To help reach this ambitious goal, the USG in FY08 will fund an experienced international or national
partner to provide direct care for OVC as well as sub-grants, capacity building, and mentoring for local sub-
partners and leadership in district-level and regional coordination and quality assurance.
Intervention sites in underserved parts of the country will be selected in consultation with the PNOEV and
USG team based on mapping of OVC needs and resources. All project activities will be coordinated with the
PNOEV and will follow and support the national HIV/AIDS and OVC strategic plans. The partner will work
with other PEPFAR partners (CARE International, ANADER, Hope Worldwide Cote d'Ivoire, Alliance Cote
d'Ivoire) and other donors to avoid duplication and maximize synergies.
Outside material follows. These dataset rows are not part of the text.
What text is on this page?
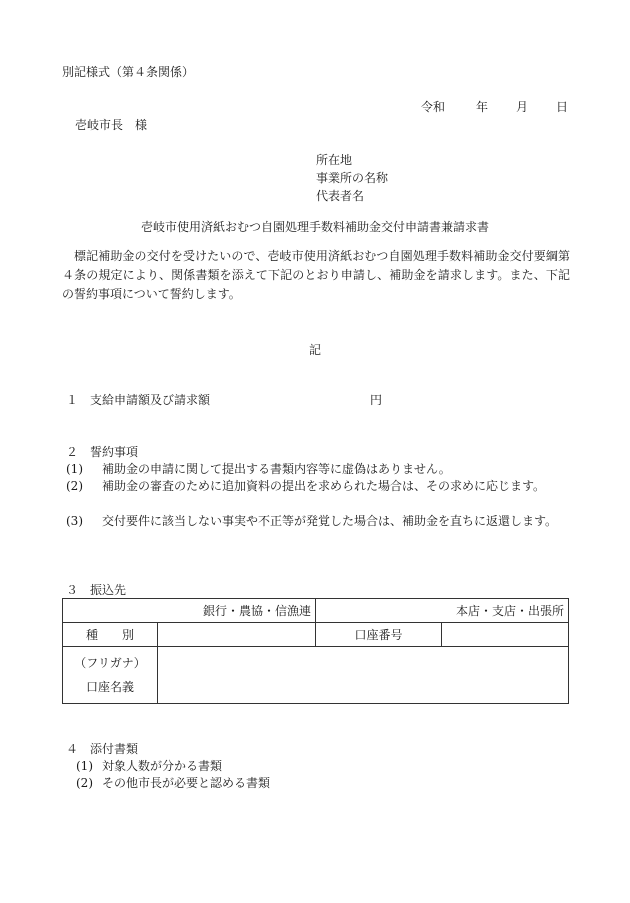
別記様式（第４条関係）
令和	年 月 日
壱岐市長　様
所在地
事業所の名称
代表者名
壱岐市使用済紙おむつ自園処理手数料補助金交付申請書兼請求書
標記補助金の交付を受けたいので、壱岐市使用済紙おむつ自園処理手数料補助金交付要綱第４条の規定により、関係書類を添えて下記のとおり申請し、補助金を請求します。また、下記の誓約事項について誓約します。
記
１　支給申請額及び請求額	円
２　誓約事項
(1) 補助金の申請に関して提出する書類内容等に虚偽はありません。
(2) 補助金の審査のために追加資料の提出を求められた場合は、その求めに応じます。
(3) 交付要件に該当しない事実や不正等が発覚した場合は、補助金を直ちに返還します。
３　振込先
銀行・農協・信漁連		本店・支店・出張所	
種　　別		口座番号	

（フリガナ）
口座名義			

４　添付書類
(1) 対象人数が分かる書類
(2) その他市長が必要と認める書類
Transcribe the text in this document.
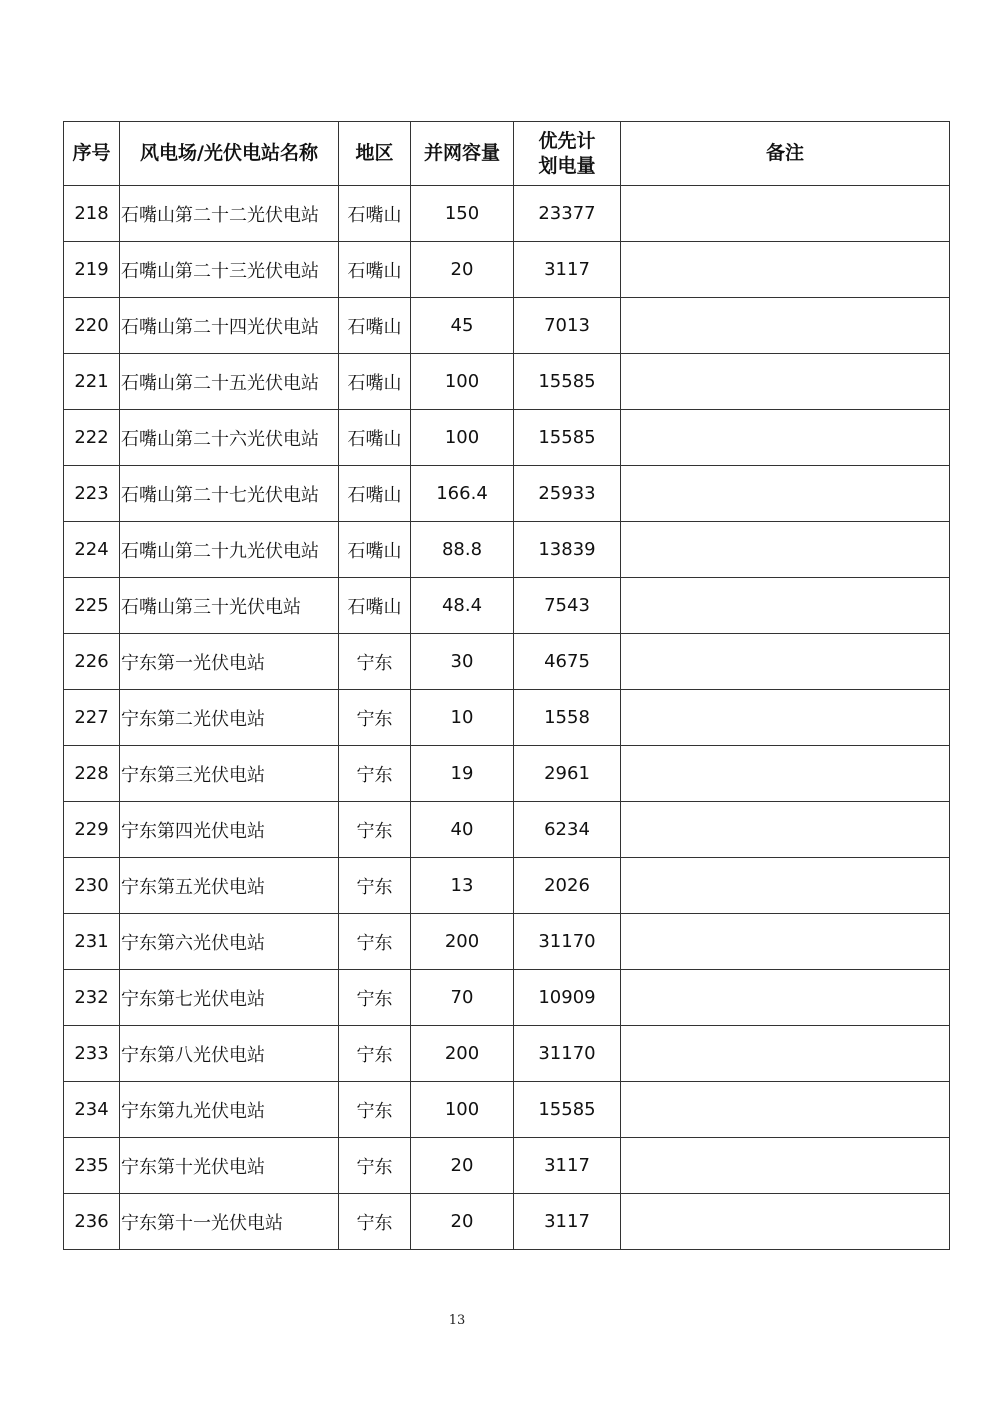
序号	风电场/光伏电站名称	地区	并网容量	优先计
划电量	备注
218	石嘴山第二十二光伏电站	石嘴山	150	23377	
219	石嘴山第二十三光伏电站	石嘴山	20	3117	
220	石嘴山第二十四光伏电站	石嘴山	45	7013	
221	石嘴山第二十五光伏电站	石嘴山	100	15585	
222	石嘴山第二十六光伏电站	石嘴山	100	15585	
223	石嘴山第二十七光伏电站	石嘴山	166.4	25933	
224	石嘴山第二十九光伏电站	石嘴山	88.8	13839	
225	石嘴山第三十光伏电站	石嘴山	48.4	7543	
226	宁东第一光伏电站	宁东	30	4675	
227	宁东第二光伏电站	宁东	10	1558	
228	宁东第三光伏电站	宁东	19	2961	
229	宁东第四光伏电站	宁东	40	6234	
230	宁东第五光伏电站	宁东	13	2026	
231	宁东第六光伏电站	宁东	200	31170	
232	宁东第七光伏电站	宁东	70	10909	
233	宁东第八光伏电站	宁东	200	31170	
234	宁东第九光伏电站	宁东	100	15585	
235	宁东第十光伏电站	宁东	20	3117	
236	宁东第十一光伏电站	宁东	20	3117	
13
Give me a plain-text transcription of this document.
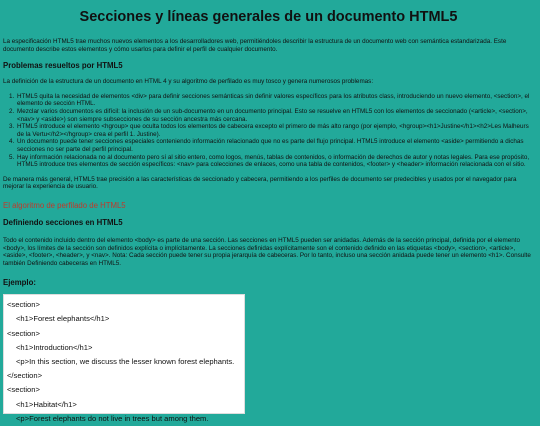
Secciones y líneas generales de un documento HTML5

La especificación HTML5 trae muchos nuevos elementos a los desarrolladores web, permitiéndoles describir la estructura de un documento web con semántica estandarizada. Este documento describe estos elementos y cómo usarlos para definir el perfil de cualquier documento.

Problemas resueltos por HTML5

La definición de la estructura de un documento en HTML 4 y su algoritmo de perfilado es muy tosco y genera numerosos problemas:

1. HTML5 quita la necesidad de elementos <div> para definir secciones semánticas sin definir valores específicos para los atributos class, introduciendo un nuevo elemento, <section>, el elemento de sección HTML.
2. Mezclar varios documentos es difícil: la inclusión de un sub-documento en un documento principal. Esto se resuelve en HTML5 con los elementos de seccionado (<article>, <section>, <nav> y <aside>) son siempre subsecciones de su sección ancestra más cercana.
3. HTML5 introduce el elemento <hgroup> que oculta todos los elementos de cabecera excepto el primero de más alto rango (por ejemplo, <hgroup><h1>Justine</h1><h2>Les Malheurs de la Vertu</h2></hgroup> crea el perfil 1. Justine).
4. Un documento puede tener secciones especiales conteniendo información relacionado que no es parte del flujo principal. HTML5 introduce el elemento <aside> permitiendo a dichas secciones no ser parte del perfil principal.
5. Hay información relacionada no al documento pero sí al sitio entero, como logos, menús, tablas de contenidos, o información de derechos de autor y notas legales. Para ese propósito, HTML5 introduce tres elementos de sección específicos: <nav> para colecciones de enlaces, como una tabla de contenidos, <footer> y <header> información relacionada con el sitio.

De manera más general, HTML5 trae precisión a las características de seccionado y cabecera, permitiendo a los perfiles de documento ser predecibles y usados por el navegador para mejorar la experiencia de usuario.

El algoritmo de perfilado de HTML5
Definiendo secciones en HTML5

Todo el contenido incluido dentro del elemento <body> es parte de una sección. Las secciones en HTML5 pueden ser anidadas. Además de la sección principal, definida por el elemento <body>, los límites de la sección son definidos explícita o implícitamente. La secciones definidas explícitamente son el contenido definido en las etiquetas <body>, <section>, <article>, <aside>, <footer>, <header>, y <nav>. Nota: Cada sección puede tener su propia jerarquía de cabeceras. Por lo tanto, incluso una sección anidada puede tener un elemento <h1>. Consulte también Definiendo cabeceras en HTML5.

Ejemplo:
<section>
<h1>Forest elephants</h1>
<section>
<h1>Introduction</h1>
<p>In this section, we discuss the lesser known forest elephants.
</section>
<section>
<h1>Habitat</h1>
<p>Forest elephants do not live in trees but among them.
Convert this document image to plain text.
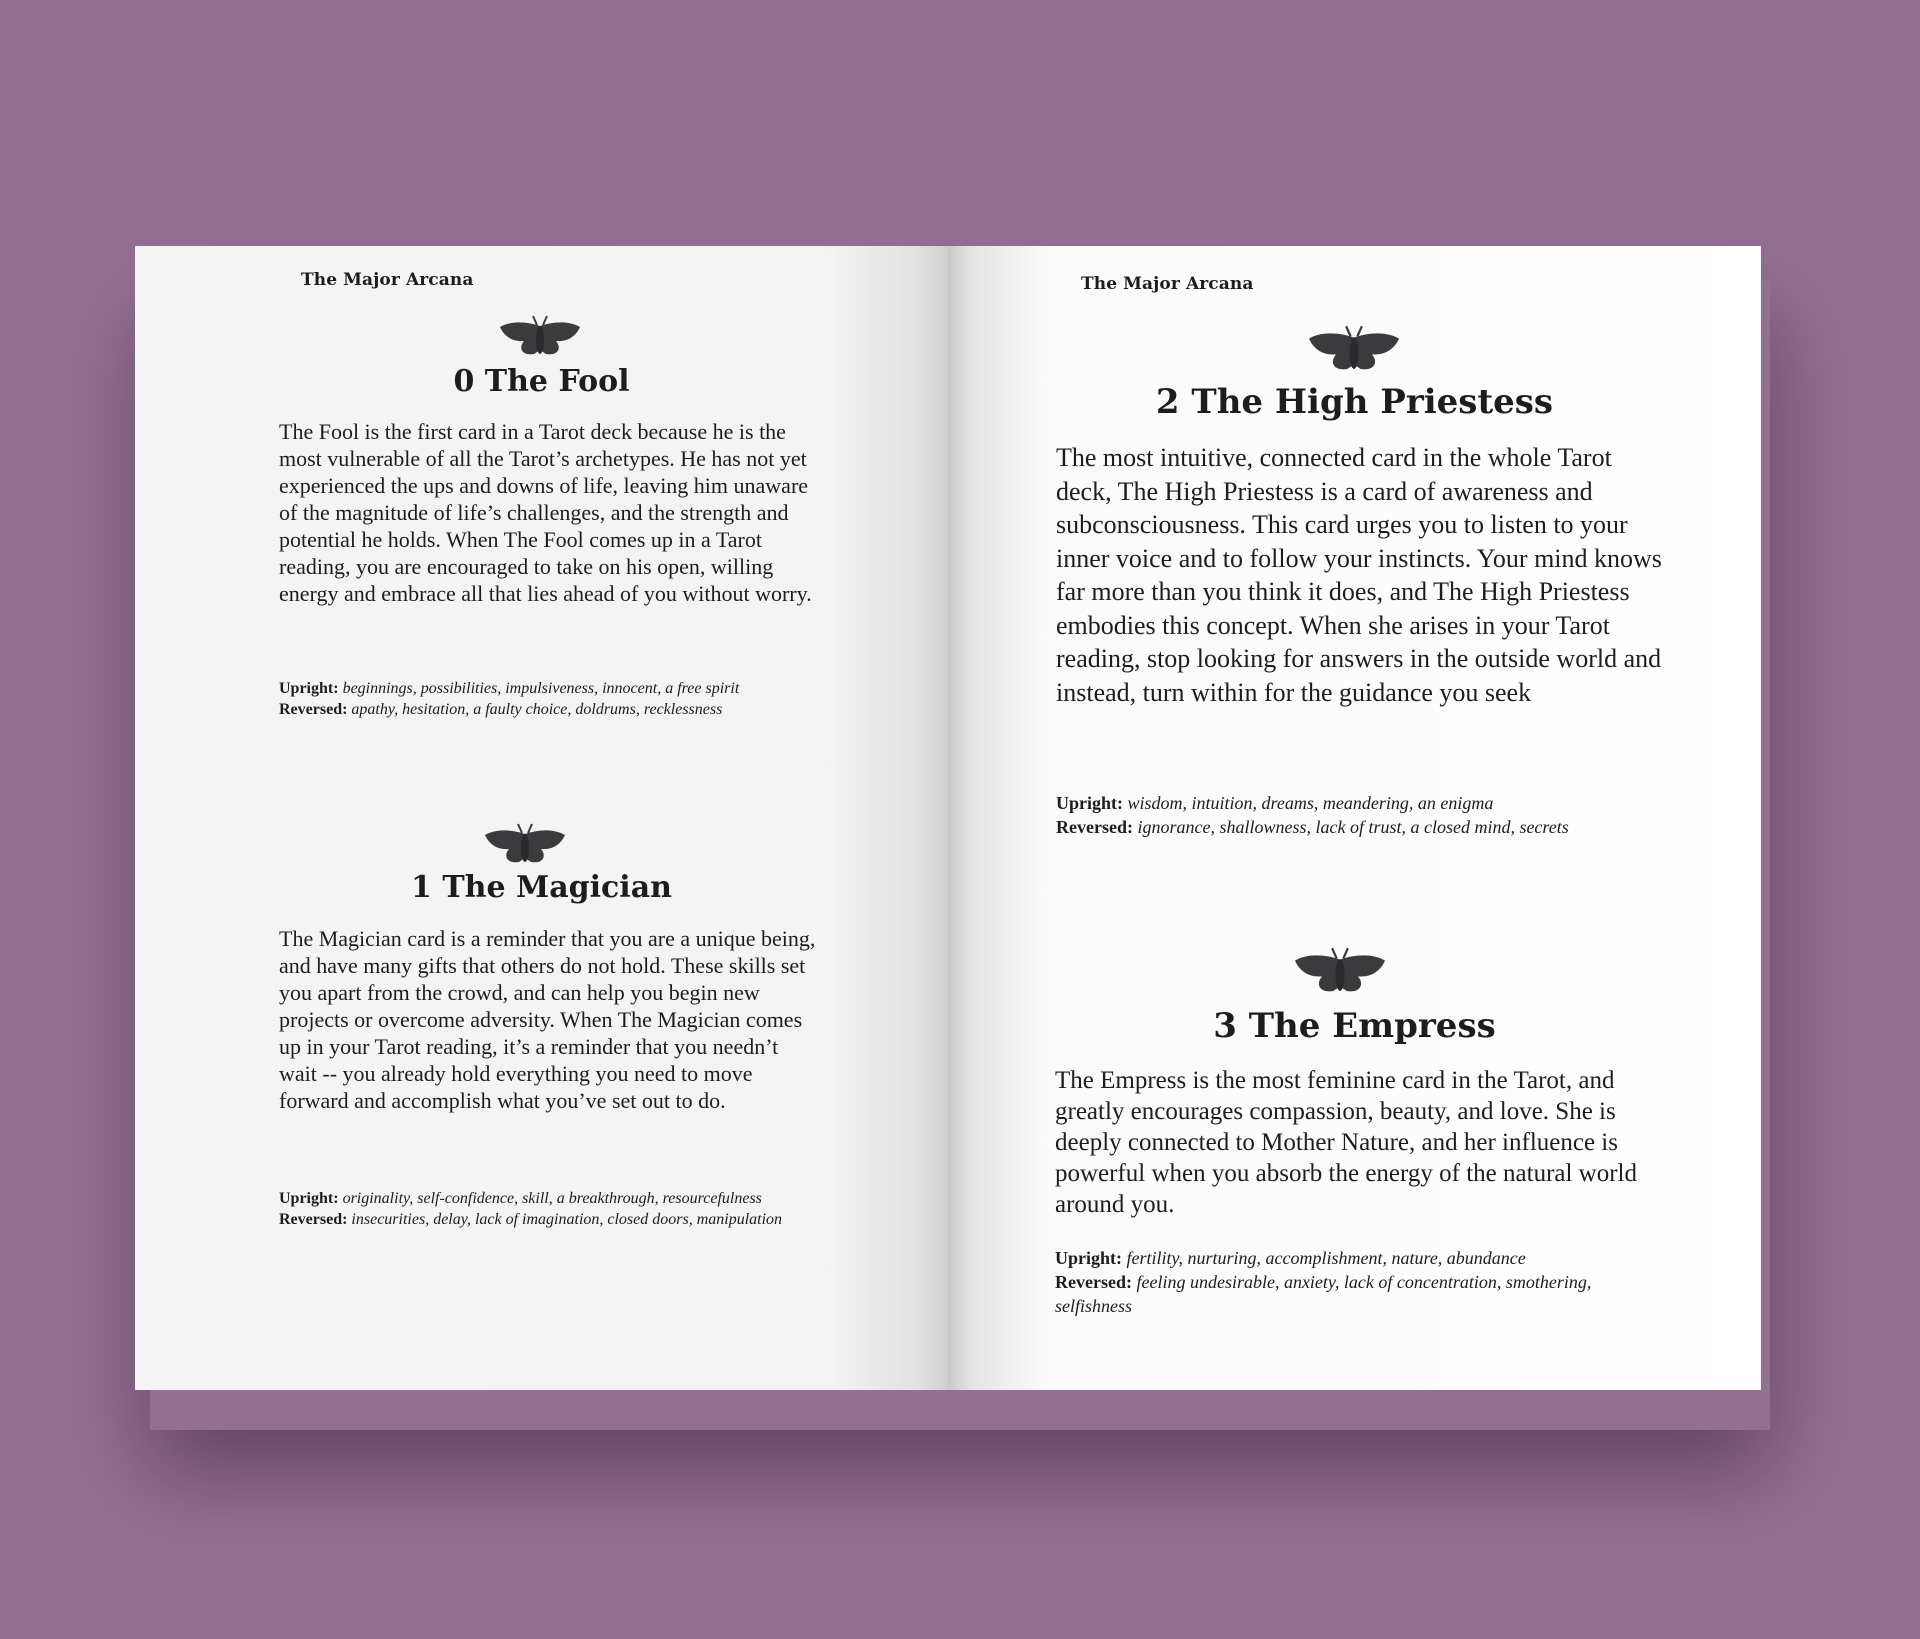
The Major Arcana
0 The Fool

The Fool is the first card in a Tarot deck because he is the most vulnerable of all the Tarot’s archetypes. He has not yet experienced the ups and downs of life, leaving him unaware of the magnitude of life’s challenges, and the strength and potential he holds. When The Fool comes up in a Tarot reading, you are encouraged to take on his open, willing energy and embrace all that lies ahead of you without worry.

Upright: beginnings, possibilities, impulsiveness, innocent, a free spirit
Reversed: apathy, hesitation, a faulty choice, doldrums, recklessness

1 The Magician

The Magician card is a reminder that you are a unique being, and have many gifts that others do not hold. These skills set you apart from the crowd, and can help you begin new projects or overcome adversity. When The Magician comes up in your Tarot reading, it’s a reminder that you needn’t wait -- you already hold everything you need to move forward and accomplish what you’ve set out to do.

Upright: originality, self-confidence, skill, a breakthrough, resourcefulness
Reversed: insecurities, delay, lack of imagination, closed doors, manipulation

The Major Arcana
2 The High Priestess

The most intuitive, connected card in the whole Tarot deck, The High Priestess is a card of awareness and subconsciousness. This card urges you to listen to your inner voice and to follow your instincts. Your mind knows far more than you think it does, and The High Priestess embodies this concept. When she arises in your Tarot reading, stop looking for answers in the outside world and instead, turn within for the guidance you seek

Upright: wisdom, intuition, dreams, meandering, an enigma
Reversed: ignorance, shallowness, lack of trust, a closed mind, secrets

3 The Empress

The Empress is the most feminine card in the Tarot, and greatly encourages compassion, beauty, and love. She is deeply connected to Mother Nature, and her influence is powerful when you absorb the energy of the natural world around you.

Upright: fertility, nurturing, accomplishment, nature, abundance
Reversed: feeling undesirable, anxiety, lack of concentration, smothering, selfishness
The partner will serve both as a model provider of direct OVC care, using evidence-based and innovative
approaches reflecting international best practices and lessons, and as financial and technical assistance
provider and mentor to local sub-partners providing direct care. Altogether, project activities will provide
primary direct services for at least 3,500 OVC in the first year.
Identification of OVC will be conducted at service entry points in PMTCT, CT, and health-care settings and
by community committees and local NGO/FBO/CBOs. Initial needs assessment and household follow-up
will be conducted using the Child Status Index. A central part of the project strategy will be to build linkages
that allow any child living in an HIV-affected household to receive comprehensive services, including
pediatric HIV treatment if needed, with referrals and follow-up to ensure integrated care.
Based on assessment of individual needs, the project will ensure that OVC receive comprehensive care and
support, including health care, social protection, psychosocial and spiritual support, educational support,
nutritional assessment and support, legal assistance, and HIV prevention services.
To help build sustainable systems of care, the partner will provide financial and technical assistance and
training to strengthen the organizational, management, M&E, and technical capacities of local sub-partners
to identify OVC, assess their needs, and provide referrals and quality care with appropriate monitoring of
the children's status. The partner will create or reinforce links to health care (including HIV testing, PMTCT,
and ART sites), educational, and social services to ensure that children benefit from effective referrals
within a continuum of care. Local caregivers will be cross-trained to provide home-based palliative care
services.
The partner will participate actively, and will require sub-partners to participate actively, in building PNOEV-
supported collaborative "platforms" using social centers as a base for coordinating OVC-related activities in
a given geographic area.
The partner will work with the PNOEV and CEROS-EV to develop strategies for meeting the needs of
especially vulnerable children and youth, including training and preparation for work for older OVC,
nutritional support for younger children, and income generation, psychosocial support, and HIV prevention
for girls and young women.
The project will implement an M&E plan tracking project-specific as well as PEPFAR and national indicators
and will participate in harmonizing indicators and building a national OVC database. The partner will report
to the USG strategic information team quarterly program results and ad hoc requested program data. To
help build a unified national M&E system, the partner will participate in quarterly SI meetings and will
implement decisions taken during these meetings.